A critical bug on eBay’s website opened the door for malicious hackers to create fake login pages to steal passwords and harvest credentials.
An independent security researcher found the flaw in early December, and reported it to eBay on December 11. After an initial response asking for more information the following day, eBay stopped responding to the researcher’s emails, and didn’t patch the bug until after Motherboard contacted the company asking about it last week.
The researcher, who goes by the name MLT, said anyone could have taken advantage of the bug to target individual eBay users and take over their accounts, or harvest thousands, if not millions, of users credentials by sending phishing carefully crafted emails to eBay users.
MLT demonstrated to me how the flaw worked last week, and he published a blog post about it on Monday. For the demo, MLT included a link to a phishing page within eBay’s regular URL, making it look like the fake login page was actually hosted on eBay. The page looked pretty much exactly like eBay’s real login page, except for the URL.
When I typed my username and password on the spoofed site and hit sign in, the page gave me an error, but in the meantime, MLT snatched my credentials. He was able to create the spoofed page thanks to what’s technically known as a cross-site scripting vulnerability. (MLT also demonstrated the flaw in a YouTube video.)
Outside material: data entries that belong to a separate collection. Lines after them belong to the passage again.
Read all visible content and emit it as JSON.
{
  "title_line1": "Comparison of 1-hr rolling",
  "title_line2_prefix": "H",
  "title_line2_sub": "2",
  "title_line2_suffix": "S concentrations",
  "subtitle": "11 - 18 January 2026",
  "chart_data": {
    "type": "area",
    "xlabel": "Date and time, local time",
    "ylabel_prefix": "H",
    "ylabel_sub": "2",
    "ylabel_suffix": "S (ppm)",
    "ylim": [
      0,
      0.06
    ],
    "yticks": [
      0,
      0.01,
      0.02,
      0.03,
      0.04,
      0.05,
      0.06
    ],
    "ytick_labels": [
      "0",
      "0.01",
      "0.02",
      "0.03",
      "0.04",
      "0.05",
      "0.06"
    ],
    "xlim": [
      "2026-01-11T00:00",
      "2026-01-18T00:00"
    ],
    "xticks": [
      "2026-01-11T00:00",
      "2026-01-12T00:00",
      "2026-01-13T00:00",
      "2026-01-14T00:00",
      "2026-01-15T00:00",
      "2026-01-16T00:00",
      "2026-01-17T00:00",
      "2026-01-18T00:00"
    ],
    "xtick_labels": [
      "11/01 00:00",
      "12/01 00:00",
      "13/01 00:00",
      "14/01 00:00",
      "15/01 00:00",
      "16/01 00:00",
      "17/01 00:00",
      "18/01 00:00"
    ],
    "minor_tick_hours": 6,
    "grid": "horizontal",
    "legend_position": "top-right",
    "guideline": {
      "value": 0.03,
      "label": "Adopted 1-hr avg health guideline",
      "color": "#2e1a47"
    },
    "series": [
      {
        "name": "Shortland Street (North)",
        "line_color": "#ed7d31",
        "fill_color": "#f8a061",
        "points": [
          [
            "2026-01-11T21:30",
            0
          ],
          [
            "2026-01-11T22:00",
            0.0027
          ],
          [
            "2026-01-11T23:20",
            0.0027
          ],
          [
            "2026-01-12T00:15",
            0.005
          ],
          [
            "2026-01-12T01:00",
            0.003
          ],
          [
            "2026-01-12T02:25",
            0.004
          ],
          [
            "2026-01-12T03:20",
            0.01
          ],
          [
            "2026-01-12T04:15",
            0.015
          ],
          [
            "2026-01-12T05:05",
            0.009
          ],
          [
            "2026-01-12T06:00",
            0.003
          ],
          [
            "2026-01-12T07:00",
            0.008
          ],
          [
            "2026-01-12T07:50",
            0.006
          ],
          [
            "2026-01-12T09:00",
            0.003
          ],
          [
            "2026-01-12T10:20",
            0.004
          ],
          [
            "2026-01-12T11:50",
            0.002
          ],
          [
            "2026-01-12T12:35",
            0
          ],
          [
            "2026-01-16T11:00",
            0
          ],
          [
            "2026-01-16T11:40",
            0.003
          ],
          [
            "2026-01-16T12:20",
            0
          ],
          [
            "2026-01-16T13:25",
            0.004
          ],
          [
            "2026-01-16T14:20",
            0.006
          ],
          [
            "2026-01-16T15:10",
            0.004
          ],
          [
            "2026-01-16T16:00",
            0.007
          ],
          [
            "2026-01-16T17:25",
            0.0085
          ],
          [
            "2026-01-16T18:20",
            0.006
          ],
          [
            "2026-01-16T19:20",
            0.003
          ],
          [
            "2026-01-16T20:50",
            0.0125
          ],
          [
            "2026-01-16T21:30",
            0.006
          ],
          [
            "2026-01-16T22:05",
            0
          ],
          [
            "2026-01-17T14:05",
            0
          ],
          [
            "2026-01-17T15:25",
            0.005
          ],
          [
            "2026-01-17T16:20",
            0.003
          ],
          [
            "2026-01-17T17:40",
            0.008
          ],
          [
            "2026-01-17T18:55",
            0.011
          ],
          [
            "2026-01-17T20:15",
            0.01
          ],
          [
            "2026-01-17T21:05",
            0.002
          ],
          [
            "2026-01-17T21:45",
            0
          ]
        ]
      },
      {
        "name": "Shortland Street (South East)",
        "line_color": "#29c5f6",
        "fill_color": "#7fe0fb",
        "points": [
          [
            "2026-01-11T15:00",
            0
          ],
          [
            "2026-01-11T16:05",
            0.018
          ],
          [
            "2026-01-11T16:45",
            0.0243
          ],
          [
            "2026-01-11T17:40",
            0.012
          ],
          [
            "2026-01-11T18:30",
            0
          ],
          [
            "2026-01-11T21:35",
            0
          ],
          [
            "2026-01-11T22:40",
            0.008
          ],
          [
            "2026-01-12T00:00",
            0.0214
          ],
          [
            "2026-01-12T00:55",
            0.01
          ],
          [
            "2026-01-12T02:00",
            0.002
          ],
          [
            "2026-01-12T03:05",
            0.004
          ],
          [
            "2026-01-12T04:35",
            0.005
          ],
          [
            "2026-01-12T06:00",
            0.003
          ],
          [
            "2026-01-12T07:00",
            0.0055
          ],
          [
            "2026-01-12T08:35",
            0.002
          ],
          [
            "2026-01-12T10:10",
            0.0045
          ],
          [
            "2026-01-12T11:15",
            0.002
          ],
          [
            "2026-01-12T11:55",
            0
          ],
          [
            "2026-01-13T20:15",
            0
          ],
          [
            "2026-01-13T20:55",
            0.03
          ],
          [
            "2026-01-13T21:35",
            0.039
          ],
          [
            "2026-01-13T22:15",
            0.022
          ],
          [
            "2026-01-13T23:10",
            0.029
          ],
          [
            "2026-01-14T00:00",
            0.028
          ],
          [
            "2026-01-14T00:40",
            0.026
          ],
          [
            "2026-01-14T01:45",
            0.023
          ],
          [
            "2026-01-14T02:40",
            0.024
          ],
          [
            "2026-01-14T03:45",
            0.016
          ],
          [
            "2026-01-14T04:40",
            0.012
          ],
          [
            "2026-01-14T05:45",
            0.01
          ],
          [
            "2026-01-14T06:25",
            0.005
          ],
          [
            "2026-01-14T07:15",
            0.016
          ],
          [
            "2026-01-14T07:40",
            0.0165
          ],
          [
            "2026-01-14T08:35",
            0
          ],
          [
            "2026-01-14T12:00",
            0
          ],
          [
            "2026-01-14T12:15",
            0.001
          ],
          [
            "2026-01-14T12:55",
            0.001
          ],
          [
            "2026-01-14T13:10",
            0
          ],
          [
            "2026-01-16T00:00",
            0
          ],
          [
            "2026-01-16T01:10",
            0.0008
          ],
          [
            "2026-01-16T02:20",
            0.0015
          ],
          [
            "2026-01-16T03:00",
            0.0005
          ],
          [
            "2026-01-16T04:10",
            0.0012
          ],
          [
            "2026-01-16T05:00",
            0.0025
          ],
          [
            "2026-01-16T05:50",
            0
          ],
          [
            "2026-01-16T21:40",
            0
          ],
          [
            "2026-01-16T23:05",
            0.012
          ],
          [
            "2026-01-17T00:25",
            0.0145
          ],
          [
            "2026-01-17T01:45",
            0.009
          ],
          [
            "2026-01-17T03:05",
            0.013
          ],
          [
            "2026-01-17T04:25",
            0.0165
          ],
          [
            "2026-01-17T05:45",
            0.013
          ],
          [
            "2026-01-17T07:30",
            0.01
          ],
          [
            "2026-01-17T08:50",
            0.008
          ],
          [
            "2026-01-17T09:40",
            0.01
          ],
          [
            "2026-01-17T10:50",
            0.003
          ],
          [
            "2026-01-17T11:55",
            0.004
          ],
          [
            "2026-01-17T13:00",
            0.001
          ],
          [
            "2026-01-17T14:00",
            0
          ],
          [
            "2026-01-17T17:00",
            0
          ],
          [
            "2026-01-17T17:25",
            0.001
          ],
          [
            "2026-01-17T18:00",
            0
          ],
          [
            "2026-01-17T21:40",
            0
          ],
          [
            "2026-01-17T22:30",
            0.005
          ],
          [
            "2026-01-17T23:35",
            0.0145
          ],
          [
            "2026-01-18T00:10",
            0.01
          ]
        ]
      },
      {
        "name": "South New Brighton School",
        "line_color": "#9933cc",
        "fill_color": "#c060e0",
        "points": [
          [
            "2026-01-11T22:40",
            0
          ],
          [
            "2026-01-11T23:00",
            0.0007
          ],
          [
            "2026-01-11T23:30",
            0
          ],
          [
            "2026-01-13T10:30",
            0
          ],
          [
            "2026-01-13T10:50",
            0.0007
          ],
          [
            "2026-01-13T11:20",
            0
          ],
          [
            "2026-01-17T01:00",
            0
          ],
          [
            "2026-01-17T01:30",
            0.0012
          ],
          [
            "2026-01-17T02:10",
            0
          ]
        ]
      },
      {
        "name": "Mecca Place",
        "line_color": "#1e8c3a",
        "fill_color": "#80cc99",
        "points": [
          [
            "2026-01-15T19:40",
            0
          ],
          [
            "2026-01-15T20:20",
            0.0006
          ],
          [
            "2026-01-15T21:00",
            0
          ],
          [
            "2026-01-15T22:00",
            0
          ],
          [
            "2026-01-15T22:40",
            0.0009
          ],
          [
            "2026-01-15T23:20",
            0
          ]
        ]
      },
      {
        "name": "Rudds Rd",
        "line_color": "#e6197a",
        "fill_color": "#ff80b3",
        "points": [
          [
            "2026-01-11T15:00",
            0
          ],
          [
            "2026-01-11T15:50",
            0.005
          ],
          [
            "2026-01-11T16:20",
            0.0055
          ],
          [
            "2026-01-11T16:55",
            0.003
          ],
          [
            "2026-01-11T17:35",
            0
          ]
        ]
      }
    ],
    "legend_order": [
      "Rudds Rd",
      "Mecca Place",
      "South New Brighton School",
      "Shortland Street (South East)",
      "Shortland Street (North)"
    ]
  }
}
This is a common web bug, also known as XSS, which attackers can exploit to inject malicious code into a website. Several websites in the past have been hit with XSS vulnerabilities. Perhaps the most well-known case of XSS is when a teenage Samy Kamkar, now a well-known security researcher, was able to trick one million MySpace users into becoming his friend thanks to a self-replicating worm that took advantage of an XSS bug on the social network. That incident, which put Kamkar in the law’s cross hairs, changed the internet forever, forcing sites to take XSS bugs seriously.
eBay itself was found to have a dangerous XSS vulnerability on its site last year, and it took the company a year to fix it.
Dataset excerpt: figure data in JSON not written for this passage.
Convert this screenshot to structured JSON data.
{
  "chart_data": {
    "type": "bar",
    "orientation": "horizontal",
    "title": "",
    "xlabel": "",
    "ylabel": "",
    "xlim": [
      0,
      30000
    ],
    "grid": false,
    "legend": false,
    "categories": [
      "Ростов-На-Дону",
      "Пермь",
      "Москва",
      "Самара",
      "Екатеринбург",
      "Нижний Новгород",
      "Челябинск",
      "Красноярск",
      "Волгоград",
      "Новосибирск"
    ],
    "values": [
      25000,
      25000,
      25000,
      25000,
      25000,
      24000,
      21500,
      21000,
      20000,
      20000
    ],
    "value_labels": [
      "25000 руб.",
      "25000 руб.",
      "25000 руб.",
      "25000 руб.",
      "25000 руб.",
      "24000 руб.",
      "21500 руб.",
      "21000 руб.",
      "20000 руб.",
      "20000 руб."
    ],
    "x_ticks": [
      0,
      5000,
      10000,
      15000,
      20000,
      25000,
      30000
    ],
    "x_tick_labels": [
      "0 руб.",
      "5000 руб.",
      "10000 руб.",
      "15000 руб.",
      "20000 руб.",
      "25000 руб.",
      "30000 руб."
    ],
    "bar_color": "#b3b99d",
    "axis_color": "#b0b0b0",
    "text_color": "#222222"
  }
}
“It’s 2016, we have many technologies in place to prevent XSS.”
“They don’t really have any excuse for their MAIN DOMAIN being vuln to XSS,” MLT told me during an encrypted online chat. “It’s 2016, we have many technologies in place to prevent XSS. [...] Many sites have had xss vulns in the past, Facebook.com for example, but finding an XSS on Facebook now would be an extremely hard task because they have all the right security measures in place. [I don’t know] why eBay can’t do the same.”
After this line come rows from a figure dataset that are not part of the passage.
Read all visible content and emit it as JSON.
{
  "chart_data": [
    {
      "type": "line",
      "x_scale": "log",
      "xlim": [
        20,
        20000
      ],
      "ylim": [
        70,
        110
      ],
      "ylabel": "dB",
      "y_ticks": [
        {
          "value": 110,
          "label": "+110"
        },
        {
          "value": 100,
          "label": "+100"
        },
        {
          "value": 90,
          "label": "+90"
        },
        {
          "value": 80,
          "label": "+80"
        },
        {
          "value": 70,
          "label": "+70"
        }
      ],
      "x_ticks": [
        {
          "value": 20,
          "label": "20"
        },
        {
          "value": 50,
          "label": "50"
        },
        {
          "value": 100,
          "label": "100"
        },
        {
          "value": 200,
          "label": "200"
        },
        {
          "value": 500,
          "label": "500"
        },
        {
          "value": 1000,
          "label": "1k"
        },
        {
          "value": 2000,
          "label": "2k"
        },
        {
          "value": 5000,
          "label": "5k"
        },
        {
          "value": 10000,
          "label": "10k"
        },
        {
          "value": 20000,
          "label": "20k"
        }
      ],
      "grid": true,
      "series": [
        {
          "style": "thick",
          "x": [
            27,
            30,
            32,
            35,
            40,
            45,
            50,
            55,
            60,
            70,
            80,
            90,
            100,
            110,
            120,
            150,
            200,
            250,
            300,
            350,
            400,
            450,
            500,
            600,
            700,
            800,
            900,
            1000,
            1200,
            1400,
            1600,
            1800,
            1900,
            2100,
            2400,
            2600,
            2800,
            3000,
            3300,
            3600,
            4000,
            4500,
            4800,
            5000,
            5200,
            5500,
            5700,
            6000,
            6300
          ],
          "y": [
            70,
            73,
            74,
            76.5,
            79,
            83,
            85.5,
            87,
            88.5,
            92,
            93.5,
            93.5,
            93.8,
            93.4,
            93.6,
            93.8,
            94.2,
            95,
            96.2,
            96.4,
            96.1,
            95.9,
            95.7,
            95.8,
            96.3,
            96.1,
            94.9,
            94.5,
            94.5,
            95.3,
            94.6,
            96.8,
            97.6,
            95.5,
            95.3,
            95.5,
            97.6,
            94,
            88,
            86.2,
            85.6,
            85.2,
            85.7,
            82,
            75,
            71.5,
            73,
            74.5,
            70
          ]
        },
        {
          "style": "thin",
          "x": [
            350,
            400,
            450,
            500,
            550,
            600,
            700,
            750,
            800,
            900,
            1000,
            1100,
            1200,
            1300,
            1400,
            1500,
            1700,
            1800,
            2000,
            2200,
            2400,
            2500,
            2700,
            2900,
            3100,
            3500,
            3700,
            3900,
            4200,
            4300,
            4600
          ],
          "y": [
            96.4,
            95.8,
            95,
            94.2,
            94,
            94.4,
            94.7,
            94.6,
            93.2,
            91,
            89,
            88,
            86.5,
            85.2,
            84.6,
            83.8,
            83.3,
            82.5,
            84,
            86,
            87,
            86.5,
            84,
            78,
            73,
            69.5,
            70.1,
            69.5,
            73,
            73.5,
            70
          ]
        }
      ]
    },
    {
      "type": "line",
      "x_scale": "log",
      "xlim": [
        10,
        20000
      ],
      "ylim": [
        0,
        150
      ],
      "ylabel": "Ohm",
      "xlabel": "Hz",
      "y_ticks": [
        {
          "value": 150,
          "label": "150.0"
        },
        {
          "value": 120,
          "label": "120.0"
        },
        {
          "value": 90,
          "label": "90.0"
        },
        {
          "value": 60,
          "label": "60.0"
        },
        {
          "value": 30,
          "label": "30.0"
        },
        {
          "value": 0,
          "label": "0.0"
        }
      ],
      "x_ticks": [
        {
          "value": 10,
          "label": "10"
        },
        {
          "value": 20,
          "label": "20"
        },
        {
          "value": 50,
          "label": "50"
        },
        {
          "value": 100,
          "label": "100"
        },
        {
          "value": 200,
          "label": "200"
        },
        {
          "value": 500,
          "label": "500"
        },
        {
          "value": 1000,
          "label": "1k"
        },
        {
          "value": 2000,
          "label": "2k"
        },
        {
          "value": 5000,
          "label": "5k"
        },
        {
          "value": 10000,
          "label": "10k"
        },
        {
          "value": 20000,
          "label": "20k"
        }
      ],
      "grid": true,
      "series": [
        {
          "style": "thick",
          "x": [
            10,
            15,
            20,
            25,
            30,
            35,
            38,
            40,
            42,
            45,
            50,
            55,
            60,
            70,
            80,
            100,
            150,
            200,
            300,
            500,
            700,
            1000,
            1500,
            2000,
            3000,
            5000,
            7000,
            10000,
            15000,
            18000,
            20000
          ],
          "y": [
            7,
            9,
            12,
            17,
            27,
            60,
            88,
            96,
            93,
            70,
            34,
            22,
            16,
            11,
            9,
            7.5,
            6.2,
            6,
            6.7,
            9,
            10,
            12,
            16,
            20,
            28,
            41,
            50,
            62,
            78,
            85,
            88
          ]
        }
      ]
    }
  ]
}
A security analyst said that the XSS but that MLT found was “sophisticated and clever.” Ilia Kolochenko, another security expert who’s the CEO and founder of High-Tech Bridge, said that it’s not surprising that web applications are still vulnerable to XSS bugs, and in fact there’s a whole website dedicated to listing vulnerable sites.
Ryan Moore, a spokesperson for eBay, said last week that the company is “committed to providing a safe and secure marketplace for our millions of customers around the world,” and that they were working “quickly” to fix them. Moore explained that there was “a bit of miscommunication” because MLT “followed up on his initial bug report with “a different email alias.”
On Monday, MLT told Motherboard that the bug was patched, according to his tests. Later, eBay confirmed to Motherboard that the flaw was fixed, and that eBay would acknowledge MLT's bug report on the site's page dedicated to thanking friendly hackers who report issues on the site.
It doesn’t appear that anyone exploited this flaw in the open, although it’s possible that someone else other than MLT found the bug and used it for malicious purposes. As a user, this is a good reminder to always be mindful of clicking links emails, and to always check the URL you’re visiting, if there’s something weird on it, it’s likely a scam.
This post was updated after eBay confirmed that the bug was patched.